Рассказ Таисии Федоровны Прокопьевой записал Владимир Марков, Кенозеро, Плесецкий район Архангельской области
Про гостинец для жены и про ватные штаны
Накануне золотой свадьбы наших родителей, Лидии Михайловны и Василия Сергеевича, вспомнилась мне история, которая произошла 25 лет назад, когда у мамы с папой намечался серебряный юбилей.
Рыбацкое счастье
Осень была ранняя, октябрь уже морозами ночными баловал. Папа-жених и говорит маме-невесте:
– Лидушка, головы не пожалею, а на свадебный стол рыбки красной добуду!

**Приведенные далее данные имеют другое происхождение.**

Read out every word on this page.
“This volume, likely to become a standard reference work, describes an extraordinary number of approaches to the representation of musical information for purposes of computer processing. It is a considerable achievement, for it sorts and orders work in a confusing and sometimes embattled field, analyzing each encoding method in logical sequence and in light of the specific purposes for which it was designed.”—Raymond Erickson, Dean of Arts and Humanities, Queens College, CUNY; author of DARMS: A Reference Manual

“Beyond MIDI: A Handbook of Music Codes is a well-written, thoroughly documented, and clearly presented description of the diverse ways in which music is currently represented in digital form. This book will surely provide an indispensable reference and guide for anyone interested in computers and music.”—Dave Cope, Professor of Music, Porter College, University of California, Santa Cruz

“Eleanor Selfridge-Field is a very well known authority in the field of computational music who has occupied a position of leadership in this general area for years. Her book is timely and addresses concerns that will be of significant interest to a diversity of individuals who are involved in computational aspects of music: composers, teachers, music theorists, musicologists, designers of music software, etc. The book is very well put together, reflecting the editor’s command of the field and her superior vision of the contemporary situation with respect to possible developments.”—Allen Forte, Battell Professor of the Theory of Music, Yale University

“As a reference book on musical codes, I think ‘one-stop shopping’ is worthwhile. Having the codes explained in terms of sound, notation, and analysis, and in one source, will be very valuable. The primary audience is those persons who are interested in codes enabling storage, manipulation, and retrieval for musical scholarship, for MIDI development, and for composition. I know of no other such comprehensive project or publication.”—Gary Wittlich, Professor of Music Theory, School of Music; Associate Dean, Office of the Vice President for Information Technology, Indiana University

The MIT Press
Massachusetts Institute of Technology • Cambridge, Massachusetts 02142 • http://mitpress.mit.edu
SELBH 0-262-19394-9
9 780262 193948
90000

И стал он пропадать сутками на реке.
Наконец повезло. Вытащил одну сеть, а там – огромная семужина, и во вторую сеть рыбина чуть поменьше попалась. Радости рыбака не было предела.
Причалил он к берегу свою лодку, стал сетки полоскать. И тут до его ушей донесся звук мотора (рыбаки-самовольщики катер рыбинспектора узнавали на слух). Папка быстренько свой улов в густую траву-осоку перетащил. А сам, чтобы увести инспектора от этого места, бросился бежать. Да только далеко ли убежишь в тяжелых ватных штанах, фуфайке да сапогах-броднях по вязкому речному песку?
Точный выстрел
Инспектор, увидев на берегу брошенные сети и убегающего браконьера, попытался его догнать. Но папка мой от страха бежал быстрее. Тогда инспектор сделал точный выстрел из пистолета-ракетницы и попал беглецу в то самое место – пониже спины.
Ватные отцовские штаны задымились, как сырые дрова в костре. Отцу ничего не оставалось, как кинуться к реке и присесть в воду. Тут инспектор и нагнал его. Пока составлялся акт на изъятие сетей, отца занимала одна мысль: как бы уберечь от инспекторского глаза спрятанную рыбу, а не продолжающие тлеть штаны. И повезло ведь: страж реки не стал разыскивать улов, может быть, пожалел уже и так наказанного рыбака-неудачника. Забрав сети, укатил.
Ой, как мы хохотали
Мы с мамой сидели у телевизора, когда отец с огромным рюкзаком и трехдневной щетиной вернулся домой. Вернулся счастливый, весь так и сиял.
Стал он снимать рюкзак с плеч, повернулся, вот тут-то мы и захохотали.
Через всю, простите, задницу зияла дырища, а вокруг нее клочьями висели куски почерневшей ваты. Папа смеялся вместе с нами, рассказывая о своем приключении, радовался тому, что на свадебном столе будет обещанная им маме красная рыбка.
Марина Васильевна Кот, г. Северодвинск
Случай на рыбалке
Случай, о котором хочу рассказать, произошел в семидесятых годах прошлого столетия, на реке Северная Двина, в Архангельске, у железнодорожного моста, весной, в апреле, по последнему льду.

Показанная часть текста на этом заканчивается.